Can we efficiently compile a computer program P into another one say \tilde{P}, which has the same functionality as P on every input, but otherwise is as unintelligible as possible? This question was asked in 1976 by the Turing award winning work of Diffie-Hellman (STOC 1976). Such a compiler is called as Obfuscation. It is not hard to see that such a notion will find lots of application so much so that today it is one of the most versatile primitives in cryptography. The work of Barak et. al. (Crypto 2001) and Goldwasser and Rothblum (TCC 2007) established that in order to construct an obfuscation scheme which provides best possible unintelligibility guarantees, it suffices to construct what is called as an Indistinguishibility Obfuscation (iO) scheme. An iO scheme is an obfuscation scheme that only hides implementation differences. Such a scheme guarantees that for every two programs P_0,P_1 of the same description size, same running time having the same input output behavior, but otherwise having different internal details iO(P_0) is indistinguishabile to iO(P_1). Unfortunately, up until now it was not clear if such a primitive can even exist. All the known constructions were heuristic, based on newly stated assumptions, and most of the times subject to cycles of attacks and fixes. In this thesis, we present the first feasibility result of an obfuscation scheme by constructing an obfuscation scheme from well-studied cryptographic assumptions. We prove:

Theorem: (Jain-Lin-Sahai STOC 2021, Jain-Lin-Sahai 2021b) Assume sub-exponential security of the following assumptions:

- the Learning Parity with Noise (LPN) assumption over general prime fields Z_p with polynomially many LPN samples and error rate 1/k^\delta, where k is the dimension of the LPN secret, and \delta>0 is any constant; - the existence of a Boolean Pseudo-Random Generator (PRG) in NC^0 with stretch n^{1+\tau}, where n is the length of the PRG seed, and \tau>0 is any constant;

- the Decision Linear (DLIN) assumption on symmetric bilinear groups of prime order.
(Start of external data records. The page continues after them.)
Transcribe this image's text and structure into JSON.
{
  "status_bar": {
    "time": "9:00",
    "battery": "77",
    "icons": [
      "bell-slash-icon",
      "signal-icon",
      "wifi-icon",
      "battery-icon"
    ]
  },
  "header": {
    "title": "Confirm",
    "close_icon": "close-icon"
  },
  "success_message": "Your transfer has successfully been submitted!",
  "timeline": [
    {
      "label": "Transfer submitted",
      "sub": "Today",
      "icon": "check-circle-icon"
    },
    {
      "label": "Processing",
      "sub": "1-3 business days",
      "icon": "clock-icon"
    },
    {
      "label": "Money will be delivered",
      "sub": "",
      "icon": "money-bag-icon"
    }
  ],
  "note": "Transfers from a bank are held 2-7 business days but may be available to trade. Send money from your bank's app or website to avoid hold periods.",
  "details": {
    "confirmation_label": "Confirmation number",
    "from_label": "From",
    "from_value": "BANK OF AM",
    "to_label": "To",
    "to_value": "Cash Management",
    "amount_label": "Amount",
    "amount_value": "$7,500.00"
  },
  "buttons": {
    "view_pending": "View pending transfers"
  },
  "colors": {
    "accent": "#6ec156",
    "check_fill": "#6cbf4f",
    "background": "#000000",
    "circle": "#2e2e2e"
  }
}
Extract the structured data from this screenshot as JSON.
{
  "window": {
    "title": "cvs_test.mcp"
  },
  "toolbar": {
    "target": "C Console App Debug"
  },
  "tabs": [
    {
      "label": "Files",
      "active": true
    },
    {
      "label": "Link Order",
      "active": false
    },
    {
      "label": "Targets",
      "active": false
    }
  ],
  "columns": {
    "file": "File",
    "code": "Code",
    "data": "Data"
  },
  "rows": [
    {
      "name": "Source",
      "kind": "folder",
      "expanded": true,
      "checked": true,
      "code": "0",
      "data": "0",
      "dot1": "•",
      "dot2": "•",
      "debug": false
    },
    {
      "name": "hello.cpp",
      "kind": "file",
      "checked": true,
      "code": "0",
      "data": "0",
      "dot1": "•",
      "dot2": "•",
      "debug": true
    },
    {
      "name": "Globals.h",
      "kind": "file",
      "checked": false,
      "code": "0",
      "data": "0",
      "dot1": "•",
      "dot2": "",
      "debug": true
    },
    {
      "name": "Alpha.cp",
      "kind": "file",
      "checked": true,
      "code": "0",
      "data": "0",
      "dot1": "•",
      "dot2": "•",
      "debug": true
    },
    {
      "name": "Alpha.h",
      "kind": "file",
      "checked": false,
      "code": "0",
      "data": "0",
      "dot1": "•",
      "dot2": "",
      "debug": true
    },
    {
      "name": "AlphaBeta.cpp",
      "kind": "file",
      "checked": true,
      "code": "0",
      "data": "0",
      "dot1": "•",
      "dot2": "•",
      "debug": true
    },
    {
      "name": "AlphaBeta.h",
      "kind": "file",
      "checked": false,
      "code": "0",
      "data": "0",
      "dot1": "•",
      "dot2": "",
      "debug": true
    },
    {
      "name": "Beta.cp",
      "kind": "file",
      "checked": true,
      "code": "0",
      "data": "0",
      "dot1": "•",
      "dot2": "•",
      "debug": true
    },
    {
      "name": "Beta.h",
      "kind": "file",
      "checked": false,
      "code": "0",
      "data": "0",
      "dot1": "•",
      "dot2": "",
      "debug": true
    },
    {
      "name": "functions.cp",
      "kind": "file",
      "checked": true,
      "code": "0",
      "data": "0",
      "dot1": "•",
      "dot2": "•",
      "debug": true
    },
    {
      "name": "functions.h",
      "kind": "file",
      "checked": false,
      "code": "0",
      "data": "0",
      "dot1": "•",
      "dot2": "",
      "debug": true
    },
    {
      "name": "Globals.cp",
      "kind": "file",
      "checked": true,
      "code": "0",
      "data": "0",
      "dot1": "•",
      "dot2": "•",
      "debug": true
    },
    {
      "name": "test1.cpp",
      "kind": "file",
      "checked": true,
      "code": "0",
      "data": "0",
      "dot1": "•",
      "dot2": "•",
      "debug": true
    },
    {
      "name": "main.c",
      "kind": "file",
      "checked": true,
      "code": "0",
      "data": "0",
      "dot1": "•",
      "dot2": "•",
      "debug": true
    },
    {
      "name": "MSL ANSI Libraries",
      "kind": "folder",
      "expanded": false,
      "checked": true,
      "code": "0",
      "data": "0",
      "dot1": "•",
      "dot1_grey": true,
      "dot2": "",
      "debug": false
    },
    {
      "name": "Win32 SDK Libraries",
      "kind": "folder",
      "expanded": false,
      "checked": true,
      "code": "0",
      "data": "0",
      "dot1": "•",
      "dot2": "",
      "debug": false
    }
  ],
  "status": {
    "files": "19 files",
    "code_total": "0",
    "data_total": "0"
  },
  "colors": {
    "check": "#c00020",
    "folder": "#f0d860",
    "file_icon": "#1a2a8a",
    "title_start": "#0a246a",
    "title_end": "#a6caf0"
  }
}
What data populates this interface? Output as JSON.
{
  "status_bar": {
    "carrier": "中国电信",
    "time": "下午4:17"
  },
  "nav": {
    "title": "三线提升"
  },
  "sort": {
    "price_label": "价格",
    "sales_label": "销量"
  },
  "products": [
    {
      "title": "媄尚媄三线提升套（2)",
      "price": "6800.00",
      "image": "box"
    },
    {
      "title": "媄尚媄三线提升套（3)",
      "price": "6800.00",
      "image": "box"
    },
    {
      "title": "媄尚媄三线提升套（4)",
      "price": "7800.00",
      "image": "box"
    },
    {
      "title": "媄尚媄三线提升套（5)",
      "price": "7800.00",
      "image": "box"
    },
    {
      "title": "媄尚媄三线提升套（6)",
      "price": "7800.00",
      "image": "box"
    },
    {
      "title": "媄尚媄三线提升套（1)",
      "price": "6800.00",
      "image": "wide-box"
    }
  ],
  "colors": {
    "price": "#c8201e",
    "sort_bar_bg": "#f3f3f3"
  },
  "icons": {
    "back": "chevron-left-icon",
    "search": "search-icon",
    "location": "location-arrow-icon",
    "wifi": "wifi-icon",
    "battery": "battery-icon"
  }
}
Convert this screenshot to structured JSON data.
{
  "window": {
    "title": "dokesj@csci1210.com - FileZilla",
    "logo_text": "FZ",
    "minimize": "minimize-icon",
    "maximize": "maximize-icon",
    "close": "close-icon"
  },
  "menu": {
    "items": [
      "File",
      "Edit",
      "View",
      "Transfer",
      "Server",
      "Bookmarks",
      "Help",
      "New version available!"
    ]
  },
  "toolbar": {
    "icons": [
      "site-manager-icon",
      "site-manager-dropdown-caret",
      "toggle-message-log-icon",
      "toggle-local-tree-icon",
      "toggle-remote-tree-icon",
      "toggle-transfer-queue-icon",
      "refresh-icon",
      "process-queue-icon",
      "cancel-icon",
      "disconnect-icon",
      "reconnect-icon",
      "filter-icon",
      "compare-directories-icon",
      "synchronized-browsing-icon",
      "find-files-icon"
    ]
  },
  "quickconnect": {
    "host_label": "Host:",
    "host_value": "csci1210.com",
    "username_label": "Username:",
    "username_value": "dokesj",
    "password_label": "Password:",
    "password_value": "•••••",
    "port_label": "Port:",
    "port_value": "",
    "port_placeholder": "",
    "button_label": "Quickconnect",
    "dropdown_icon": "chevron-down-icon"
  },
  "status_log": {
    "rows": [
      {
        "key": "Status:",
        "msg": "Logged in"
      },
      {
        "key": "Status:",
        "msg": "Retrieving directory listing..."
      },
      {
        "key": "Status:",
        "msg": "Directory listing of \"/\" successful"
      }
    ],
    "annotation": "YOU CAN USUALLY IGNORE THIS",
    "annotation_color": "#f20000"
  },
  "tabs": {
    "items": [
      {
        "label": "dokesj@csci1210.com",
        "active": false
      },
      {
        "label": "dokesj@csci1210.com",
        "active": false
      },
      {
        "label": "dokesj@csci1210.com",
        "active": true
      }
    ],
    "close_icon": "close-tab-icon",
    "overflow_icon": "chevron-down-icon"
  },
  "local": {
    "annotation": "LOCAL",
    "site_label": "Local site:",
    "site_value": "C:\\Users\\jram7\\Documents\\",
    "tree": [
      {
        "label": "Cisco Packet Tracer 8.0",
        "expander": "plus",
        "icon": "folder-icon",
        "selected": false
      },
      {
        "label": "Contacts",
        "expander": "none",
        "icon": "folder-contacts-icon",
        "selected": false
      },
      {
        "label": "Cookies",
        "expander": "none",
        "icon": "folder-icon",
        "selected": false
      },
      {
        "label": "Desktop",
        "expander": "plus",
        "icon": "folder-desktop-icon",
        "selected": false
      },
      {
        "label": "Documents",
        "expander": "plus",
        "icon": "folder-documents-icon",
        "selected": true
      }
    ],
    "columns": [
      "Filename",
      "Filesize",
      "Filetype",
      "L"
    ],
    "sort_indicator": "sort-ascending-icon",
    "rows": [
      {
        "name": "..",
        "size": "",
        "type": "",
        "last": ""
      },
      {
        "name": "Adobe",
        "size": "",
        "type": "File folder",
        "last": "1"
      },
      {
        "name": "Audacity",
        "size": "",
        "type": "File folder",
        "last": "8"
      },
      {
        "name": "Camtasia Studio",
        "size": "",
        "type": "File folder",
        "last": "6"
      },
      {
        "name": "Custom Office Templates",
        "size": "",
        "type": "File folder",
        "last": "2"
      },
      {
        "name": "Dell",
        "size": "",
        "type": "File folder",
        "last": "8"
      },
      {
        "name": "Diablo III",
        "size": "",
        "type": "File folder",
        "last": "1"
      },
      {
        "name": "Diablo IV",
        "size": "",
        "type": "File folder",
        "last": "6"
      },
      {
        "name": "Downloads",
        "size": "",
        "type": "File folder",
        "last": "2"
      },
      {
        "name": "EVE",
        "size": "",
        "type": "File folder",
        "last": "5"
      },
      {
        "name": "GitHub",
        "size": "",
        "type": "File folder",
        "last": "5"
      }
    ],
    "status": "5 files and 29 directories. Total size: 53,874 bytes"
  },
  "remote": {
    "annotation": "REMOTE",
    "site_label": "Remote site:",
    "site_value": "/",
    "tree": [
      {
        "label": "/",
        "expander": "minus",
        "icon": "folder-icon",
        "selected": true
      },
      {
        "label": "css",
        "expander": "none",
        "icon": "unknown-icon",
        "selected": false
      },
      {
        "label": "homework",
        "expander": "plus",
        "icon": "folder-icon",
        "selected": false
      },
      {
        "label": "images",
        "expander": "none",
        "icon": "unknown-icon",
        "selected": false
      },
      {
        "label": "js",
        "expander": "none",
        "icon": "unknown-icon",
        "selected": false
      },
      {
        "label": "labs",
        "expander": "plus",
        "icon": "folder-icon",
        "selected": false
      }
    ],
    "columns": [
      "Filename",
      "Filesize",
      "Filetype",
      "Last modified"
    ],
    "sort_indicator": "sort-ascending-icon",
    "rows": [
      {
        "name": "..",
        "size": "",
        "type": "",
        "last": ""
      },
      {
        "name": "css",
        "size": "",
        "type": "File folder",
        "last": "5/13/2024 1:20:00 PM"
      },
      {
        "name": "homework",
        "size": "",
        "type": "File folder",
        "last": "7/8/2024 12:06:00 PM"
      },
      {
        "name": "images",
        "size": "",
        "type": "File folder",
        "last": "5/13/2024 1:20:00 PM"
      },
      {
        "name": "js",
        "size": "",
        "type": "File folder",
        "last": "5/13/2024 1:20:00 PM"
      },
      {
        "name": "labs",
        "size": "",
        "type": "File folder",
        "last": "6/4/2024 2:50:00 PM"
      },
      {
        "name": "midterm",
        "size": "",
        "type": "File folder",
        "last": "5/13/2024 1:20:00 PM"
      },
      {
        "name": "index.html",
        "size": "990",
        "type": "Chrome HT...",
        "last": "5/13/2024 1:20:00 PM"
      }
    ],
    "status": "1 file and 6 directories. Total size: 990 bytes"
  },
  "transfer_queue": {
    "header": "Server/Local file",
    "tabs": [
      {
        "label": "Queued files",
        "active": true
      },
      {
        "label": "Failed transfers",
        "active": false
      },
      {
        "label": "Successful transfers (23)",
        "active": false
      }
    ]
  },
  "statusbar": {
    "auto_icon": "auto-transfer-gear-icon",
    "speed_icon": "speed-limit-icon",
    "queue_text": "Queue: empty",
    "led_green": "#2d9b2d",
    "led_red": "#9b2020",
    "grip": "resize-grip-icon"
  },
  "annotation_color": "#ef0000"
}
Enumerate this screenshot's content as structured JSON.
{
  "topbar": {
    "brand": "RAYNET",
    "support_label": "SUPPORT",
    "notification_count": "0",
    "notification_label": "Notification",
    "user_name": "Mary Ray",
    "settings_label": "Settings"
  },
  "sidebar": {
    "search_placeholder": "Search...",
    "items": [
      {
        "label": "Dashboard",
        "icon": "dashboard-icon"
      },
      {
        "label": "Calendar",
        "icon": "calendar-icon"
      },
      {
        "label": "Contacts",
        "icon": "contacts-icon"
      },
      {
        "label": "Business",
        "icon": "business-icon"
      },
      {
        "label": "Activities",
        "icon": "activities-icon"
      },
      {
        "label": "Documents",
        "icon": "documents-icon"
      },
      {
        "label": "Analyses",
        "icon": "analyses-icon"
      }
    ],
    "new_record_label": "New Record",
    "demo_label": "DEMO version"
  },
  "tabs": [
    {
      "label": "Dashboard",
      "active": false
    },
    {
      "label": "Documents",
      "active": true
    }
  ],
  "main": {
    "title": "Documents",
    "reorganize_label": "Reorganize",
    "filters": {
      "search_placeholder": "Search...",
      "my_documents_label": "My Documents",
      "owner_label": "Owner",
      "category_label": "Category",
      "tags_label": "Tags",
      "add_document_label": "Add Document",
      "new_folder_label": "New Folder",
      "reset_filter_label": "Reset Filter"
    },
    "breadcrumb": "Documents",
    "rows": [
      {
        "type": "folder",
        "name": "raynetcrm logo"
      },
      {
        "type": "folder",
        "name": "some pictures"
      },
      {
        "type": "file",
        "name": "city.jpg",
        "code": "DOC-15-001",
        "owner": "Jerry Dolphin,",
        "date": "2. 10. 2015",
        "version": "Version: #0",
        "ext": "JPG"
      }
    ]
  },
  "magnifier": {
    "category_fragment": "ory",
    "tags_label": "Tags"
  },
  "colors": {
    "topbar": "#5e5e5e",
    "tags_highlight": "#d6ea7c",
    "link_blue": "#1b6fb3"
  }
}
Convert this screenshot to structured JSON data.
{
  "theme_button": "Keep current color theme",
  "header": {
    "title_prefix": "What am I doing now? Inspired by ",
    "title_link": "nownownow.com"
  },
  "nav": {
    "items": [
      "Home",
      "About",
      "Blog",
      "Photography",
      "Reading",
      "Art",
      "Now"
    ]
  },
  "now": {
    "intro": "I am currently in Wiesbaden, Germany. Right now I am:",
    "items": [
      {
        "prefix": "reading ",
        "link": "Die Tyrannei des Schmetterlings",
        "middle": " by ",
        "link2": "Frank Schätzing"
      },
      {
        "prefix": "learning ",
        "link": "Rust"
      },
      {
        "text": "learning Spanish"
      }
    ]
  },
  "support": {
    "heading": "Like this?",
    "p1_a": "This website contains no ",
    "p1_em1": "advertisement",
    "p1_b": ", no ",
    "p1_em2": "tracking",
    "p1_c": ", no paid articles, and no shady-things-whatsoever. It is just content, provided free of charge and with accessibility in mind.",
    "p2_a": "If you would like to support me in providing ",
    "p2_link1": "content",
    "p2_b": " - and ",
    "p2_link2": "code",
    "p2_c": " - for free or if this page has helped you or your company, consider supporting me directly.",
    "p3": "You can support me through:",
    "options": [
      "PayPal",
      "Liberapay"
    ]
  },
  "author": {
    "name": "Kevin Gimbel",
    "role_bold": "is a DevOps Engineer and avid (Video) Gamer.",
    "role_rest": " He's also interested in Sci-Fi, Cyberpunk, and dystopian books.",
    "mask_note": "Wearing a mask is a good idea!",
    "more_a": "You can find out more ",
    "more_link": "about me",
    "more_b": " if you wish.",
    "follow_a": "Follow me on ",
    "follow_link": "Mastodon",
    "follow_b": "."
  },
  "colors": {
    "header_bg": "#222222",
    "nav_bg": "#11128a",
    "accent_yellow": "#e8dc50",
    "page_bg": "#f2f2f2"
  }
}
Then, (subexponentially secure) indistinguishability obfuscation for all polynomial-size circuits exists.

All the three assumptions are based on computational problems with a long history of study, rooted in complexity, coding, and number theory. As a corollary this gives feasibility results for many of the other cryptographic primitives that had remained elusive and are known to follow from iO, from the same set of assumptions. Our work also gives rise to the first construction of a fully-homomorphic encryption scheme that does not rely on the hardness of a lattice based problem.

This work is a culmination of a line of work spanning multiple years \cite{AJS18,C:AJLMS19,EC:JLMS19,EC:BHJKS19,EC:GJLS21,STOC:JaiLinSah21,JLS21b}. This line introduced many different intermediate building blocks relying on a number of concepts in cryptography. These blocks were simplified and built upon in subsequent works. In this thesis, we present a self contained, simplified and streamlined construction largely adapted from \cite{JLS21b} but borrowing elements from some of the works mentioned above.